Atypical Principle #8
Get Back Up
In this vlog, I take you on a my last road trip of 2024 up to the north of Portugal to a town called Povoa.
What started as a game day lacking motivation, ended with a bloody trip to the hospital and a wild story.
The principle that I want to leave you with is this:
Unexpected, bad shit is going to happen, and it sucks.
But, guess what?
This stuff cannot be the end of the road.
You have so much more to give and to offer.
You owe it to yourself to bounce back, probLem solve, and be there for the people that need you and that you care about.
Being Atypical is not about who you are when life is easy, but rather who you are when life gets messy and downright shitty.

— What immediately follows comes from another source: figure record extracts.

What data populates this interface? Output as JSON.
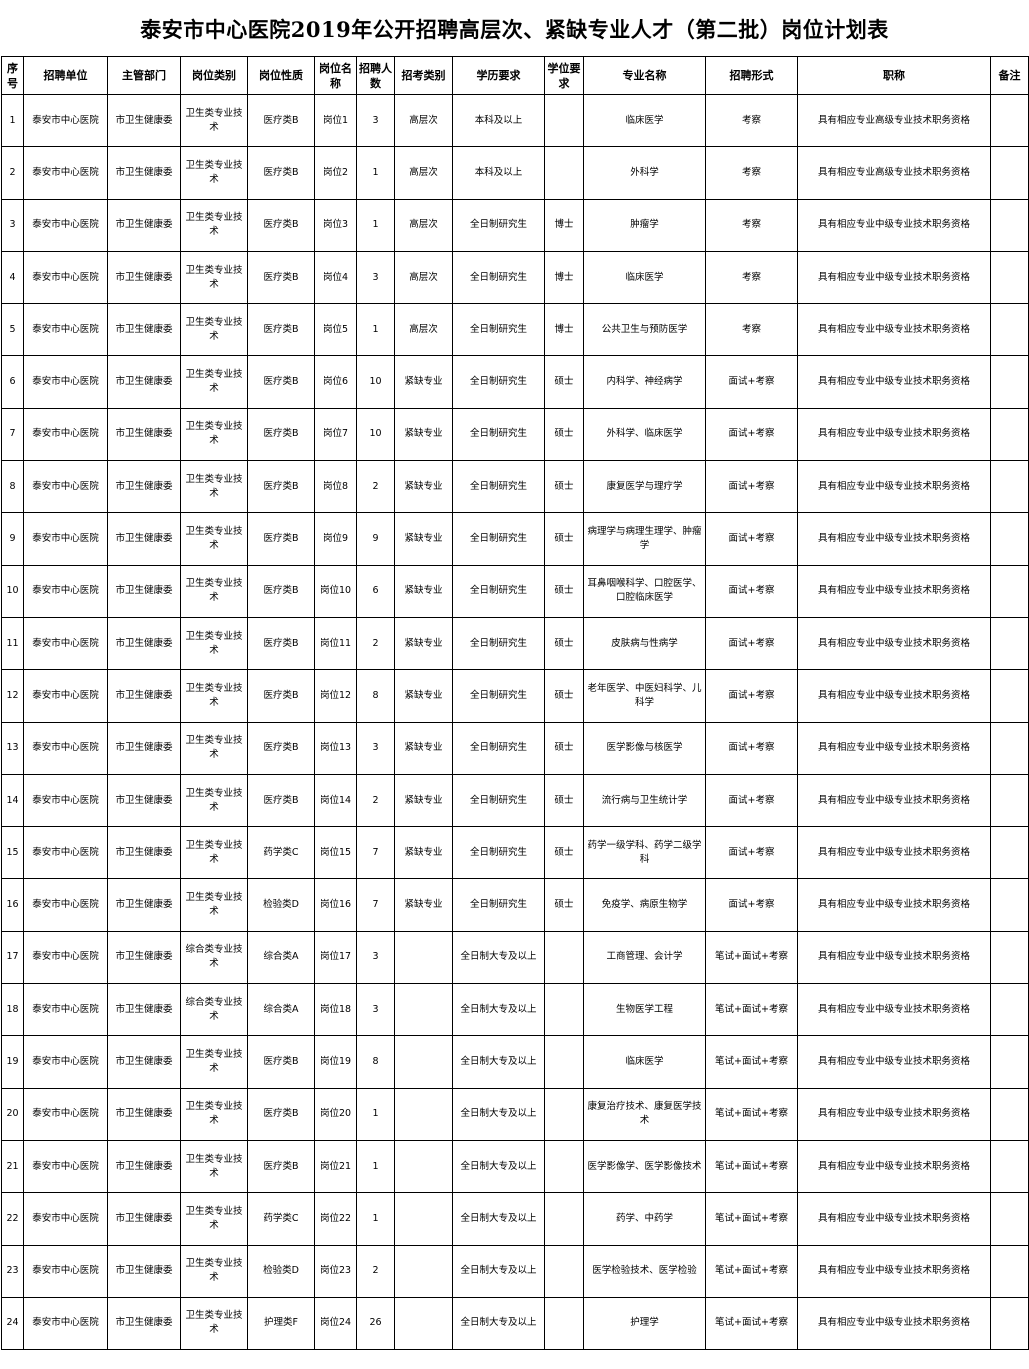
{
  "title": "泰安市中心医院2019年公开招聘高层次、紧缺专业人才（第二批）岗位计划表",
  "table": {
    "headers": [
      "序号",
      "招聘单位",
      "主管部门",
      "岗位类别",
      "岗位性质",
      "岗位名称",
      "招聘人数",
      "招考类别",
      "学历要求",
      "学位要求",
      "专业名称",
      "招聘形式",
      "职称",
      "备注"
    ],
    "rows": [
      [
        "1",
        "泰安市中心医院",
        "市卫生健康委",
        "卫生类专业技术",
        "医疗类B",
        "岗位1",
        "3",
        "高层次",
        "本科及以上",
        "",
        "临床医学",
        "考察",
        "具有相应专业高级专业技术职务资格",
        ""
      ],
      [
        "2",
        "泰安市中心医院",
        "市卫生健康委",
        "卫生类专业技术",
        "医疗类B",
        "岗位2",
        "1",
        "高层次",
        "本科及以上",
        "",
        "外科学",
        "考察",
        "具有相应专业高级专业技术职务资格",
        ""
      ],
      [
        "3",
        "泰安市中心医院",
        "市卫生健康委",
        "卫生类专业技术",
        "医疗类B",
        "岗位3",
        "1",
        "高层次",
        "全日制研究生",
        "博士",
        "肿瘤学",
        "考察",
        "具有相应专业中级专业技术职务资格",
        ""
      ],
      [
        "4",
        "泰安市中心医院",
        "市卫生健康委",
        "卫生类专业技术",
        "医疗类B",
        "岗位4",
        "3",
        "高层次",
        "全日制研究生",
        "博士",
        "临床医学",
        "考察",
        "具有相应专业中级专业技术职务资格",
        ""
      ],
      [
        "5",
        "泰安市中心医院",
        "市卫生健康委",
        "卫生类专业技术",
        "医疗类B",
        "岗位5",
        "1",
        "高层次",
        "全日制研究生",
        "博士",
        "公共卫生与预防医学",
        "考察",
        "具有相应专业中级专业技术职务资格",
        ""
      ],
      [
        "6",
        "泰安市中心医院",
        "市卫生健康委",
        "卫生类专业技术",
        "医疗类B",
        "岗位6",
        "10",
        "紧缺专业",
        "全日制研究生",
        "硕士",
        "内科学、神经病学",
        "面试+考察",
        "具有相应专业中级专业技术职务资格",
        ""
      ],
      [
        "7",
        "泰安市中心医院",
        "市卫生健康委",
        "卫生类专业技术",
        "医疗类B",
        "岗位7",
        "10",
        "紧缺专业",
        "全日制研究生",
        "硕士",
        "外科学、临床医学",
        "面试+考察",
        "具有相应专业中级专业技术职务资格",
        ""
      ],
      [
        "8",
        "泰安市中心医院",
        "市卫生健康委",
        "卫生类专业技术",
        "医疗类B",
        "岗位8",
        "2",
        "紧缺专业",
        "全日制研究生",
        "硕士",
        "康复医学与理疗学",
        "面试+考察",
        "具有相应专业中级专业技术职务资格",
        ""
      ],
      [
        "9",
        "泰安市中心医院",
        "市卫生健康委",
        "卫生类专业技术",
        "医疗类B",
        "岗位9",
        "9",
        "紧缺专业",
        "全日制研究生",
        "硕士",
        "病理学与病理生理学、肿瘤学",
        "面试+考察",
        "具有相应专业中级专业技术职务资格",
        ""
      ],
      [
        "10",
        "泰安市中心医院",
        "市卫生健康委",
        "卫生类专业技术",
        "医疗类B",
        "岗位10",
        "6",
        "紧缺专业",
        "全日制研究生",
        "硕士",
        "耳鼻咽喉科学、口腔医学、口腔临床医学",
        "面试+考察",
        "具有相应专业中级专业技术职务资格",
        ""
      ],
      [
        "11",
        "泰安市中心医院",
        "市卫生健康委",
        "卫生类专业技术",
        "医疗类B",
        "岗位11",
        "2",
        "紧缺专业",
        "全日制研究生",
        "硕士",
        "皮肤病与性病学",
        "面试+考察",
        "具有相应专业中级专业技术职务资格",
        ""
      ],
      [
        "12",
        "泰安市中心医院",
        "市卫生健康委",
        "卫生类专业技术",
        "医疗类B",
        "岗位12",
        "8",
        "紧缺专业",
        "全日制研究生",
        "硕士",
        "老年医学、中医妇科学、儿科学",
        "面试+考察",
        "具有相应专业中级专业技术职务资格",
        ""
      ],
      [
        "13",
        "泰安市中心医院",
        "市卫生健康委",
        "卫生类专业技术",
        "医疗类B",
        "岗位13",
        "3",
        "紧缺专业",
        "全日制研究生",
        "硕士",
        "医学影像与核医学",
        "面试+考察",
        "具有相应专业中级专业技术职务资格",
        ""
      ],
      [
        "14",
        "泰安市中心医院",
        "市卫生健康委",
        "卫生类专业技术",
        "医疗类B",
        "岗位14",
        "2",
        "紧缺专业",
        "全日制研究生",
        "硕士",
        "流行病与卫生统计学",
        "面试+考察",
        "具有相应专业中级专业技术职务资格",
        ""
      ],
      [
        "15",
        "泰安市中心医院",
        "市卫生健康委",
        "卫生类专业技术",
        "药学类C",
        "岗位15",
        "7",
        "紧缺专业",
        "全日制研究生",
        "硕士",
        "药学一级学科、药学二级学科",
        "面试+考察",
        "具有相应专业中级专业技术职务资格",
        ""
      ],
      [
        "16",
        "泰安市中心医院",
        "市卫生健康委",
        "卫生类专业技术",
        "检验类D",
        "岗位16",
        "7",
        "紧缺专业",
        "全日制研究生",
        "硕士",
        "免疫学、病原生物学",
        "面试+考察",
        "具有相应专业中级专业技术职务资格",
        ""
      ],
      [
        "17",
        "泰安市中心医院",
        "市卫生健康委",
        "综合类专业技术",
        "综合类A",
        "岗位17",
        "3",
        "",
        "全日制大专及以上",
        "",
        "工商管理、会计学",
        "笔试+面试+考察",
        "具有相应专业中级专业技术职务资格",
        ""
      ],
      [
        "18",
        "泰安市中心医院",
        "市卫生健康委",
        "综合类专业技术",
        "综合类A",
        "岗位18",
        "3",
        "",
        "全日制大专及以上",
        "",
        "生物医学工程",
        "笔试+面试+考察",
        "具有相应专业中级专业技术职务资格",
        ""
      ],
      [
        "19",
        "泰安市中心医院",
        "市卫生健康委",
        "卫生类专业技术",
        "医疗类B",
        "岗位19",
        "8",
        "",
        "全日制大专及以上",
        "",
        "临床医学",
        "笔试+面试+考察",
        "具有相应专业中级专业技术职务资格",
        ""
      ],
      [
        "20",
        "泰安市中心医院",
        "市卫生健康委",
        "卫生类专业技术",
        "医疗类B",
        "岗位20",
        "1",
        "",
        "全日制大专及以上",
        "",
        "康复治疗技术、康复医学技术",
        "笔试+面试+考察",
        "具有相应专业中级专业技术职务资格",
        ""
      ],
      [
        "21",
        "泰安市中心医院",
        "市卫生健康委",
        "卫生类专业技术",
        "医疗类B",
        "岗位21",
        "1",
        "",
        "全日制大专及以上",
        "",
        "医学影像学、医学影像技术",
        "笔试+面试+考察",
        "具有相应专业中级专业技术职务资格",
        ""
      ],
      [
        "22",
        "泰安市中心医院",
        "市卫生健康委",
        "卫生类专业技术",
        "药学类C",
        "岗位22",
        "1",
        "",
        "全日制大专及以上",
        "",
        "药学、中药学",
        "笔试+面试+考察",
        "具有相应专业中级专业技术职务资格",
        ""
      ],
      [
        "23",
        "泰安市中心医院",
        "市卫生健康委",
        "卫生类专业技术",
        "检验类D",
        "岗位23",
        "2",
        "",
        "全日制大专及以上",
        "",
        "医学检验技术、医学检验",
        "笔试+面试+考察",
        "具有相应专业中级专业技术职务资格",
        ""
      ],
      [
        "24",
        "泰安市中心医院",
        "市卫生健康委",
        "卫生类专业技术",
        "护理类F",
        "岗位24",
        "26",
        "",
        "全日制大专及以上",
        "",
        "护理学",
        "笔试+面试+考察",
        "具有相应专业中级专业技术职务资格",
        ""
      ]
    ]
  }
}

I won’t stop fighting for the life I want, the people I care about, and the impact I want to have on this world.
I hope that inspires you to do the same.
I’ll Leave You With This:
People love sports because it mirrors the human experience.
The drama, the competition, and the emotion keeps us glued to our seats as fans or addicted to our craft as athletes.
We need to be okay feeling these emotions and understanding that it is all part of the beauty of things.
Don’t run from emotion, run towards it.
Embrace it, harness it, and allow it to move you to life changing action.
The Atypical Life is full of emotion yet directed by self-reflection.
You can choose this life if you are willing to fully feel, and fully investigate what you are feeling.